Toby chuckles. “He slunk away with his tail tucked between his legs pretty tight. Thought he was out of here, but guess he just went out for a smoke. He definitely perked up when your gypsy walked in.” He glances past me, amusement flickering in his eyes. “Though, looks like Benji’s giving him a run for his money.”
I swivel on my stool to see Violet twirling under Benji’s arm, laughing at something he’s just said like they’ve been friends for years. For his part, Old Benj is beaming, his round face flushed bright red. He continues to dance—badly—while talking Violet’s leg off in a voice not quite loud enough to be heard over the music.
The Heart song ends, and a Led Zeppelin classic takes its place, and still Benji and Violet are swaying hand in hand, apparently getting on like a house on fire, while the creep in the flannel prowls the edge of the dance floor, looking for an opening that’s not coming. I’m starting to think everything might be all right, when Benji cringes, his spine stiffening as he reaches down to clutch his right knee.

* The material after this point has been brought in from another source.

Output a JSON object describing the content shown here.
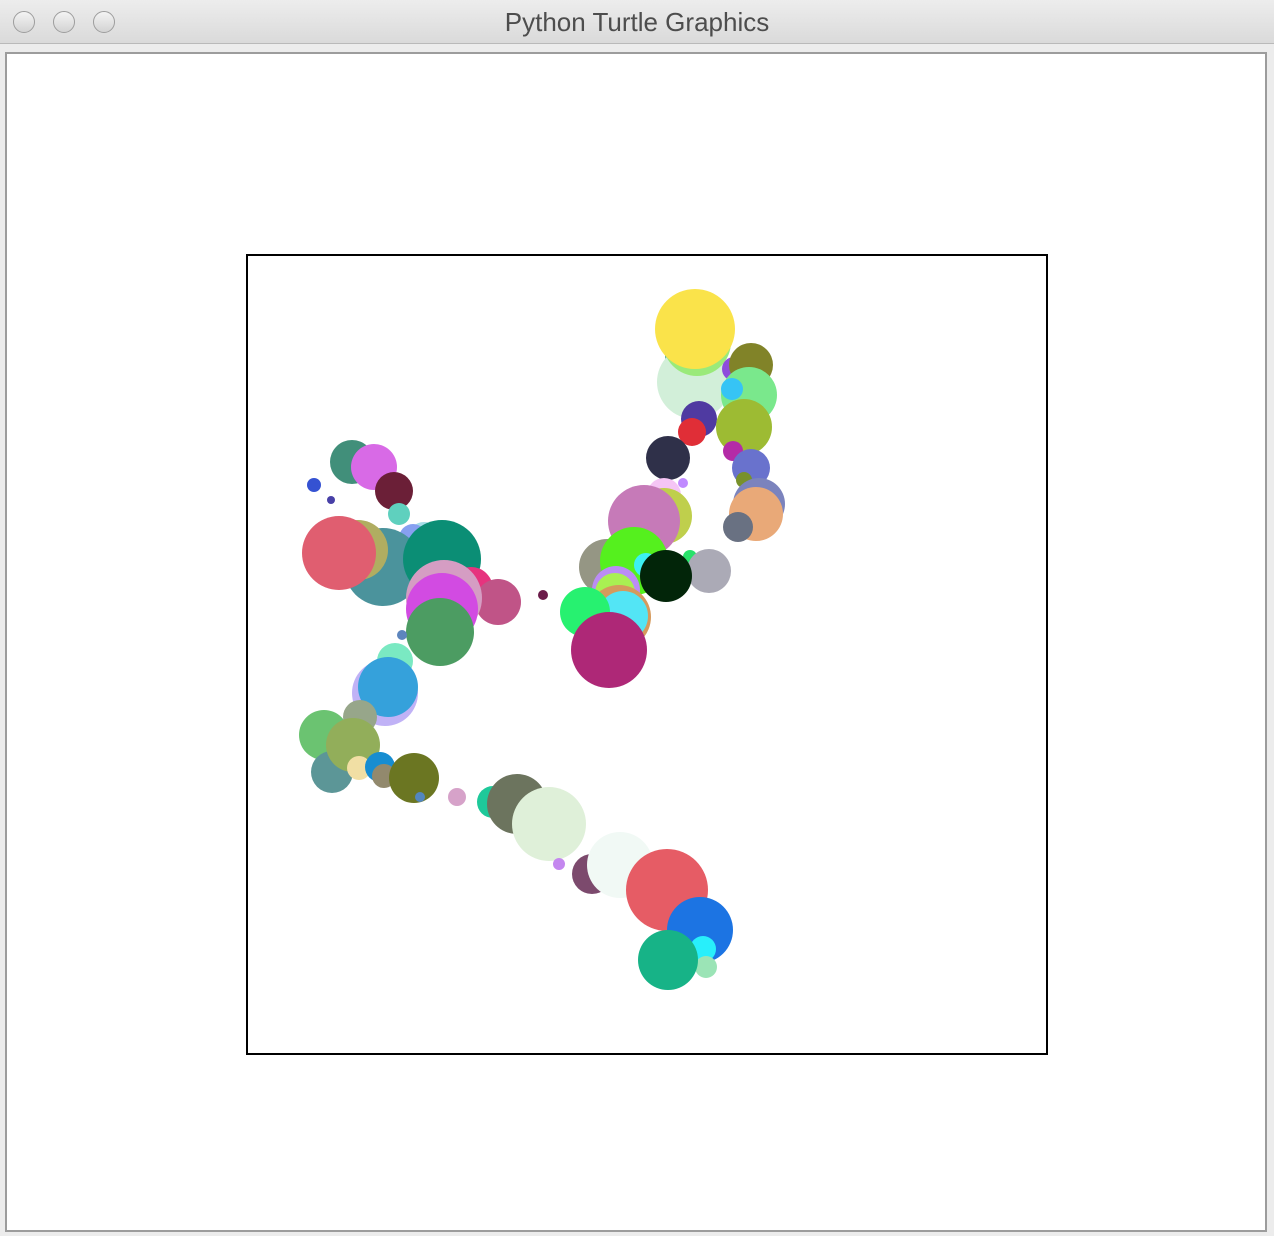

Violet lays a gentle hand on his back, clearly concerned, and murmurs something close to his ear. Benji shakes his head with a pained smile and motions toward the back hallway, where a single unisex toilet serves as the john for the entire bar. Violet tries to follow as he hobbles away, but Benji waves her off. Whether he’s faking the need for a bathroom break to cover for his bad knee or really has to take a leak, it doesn’t matter.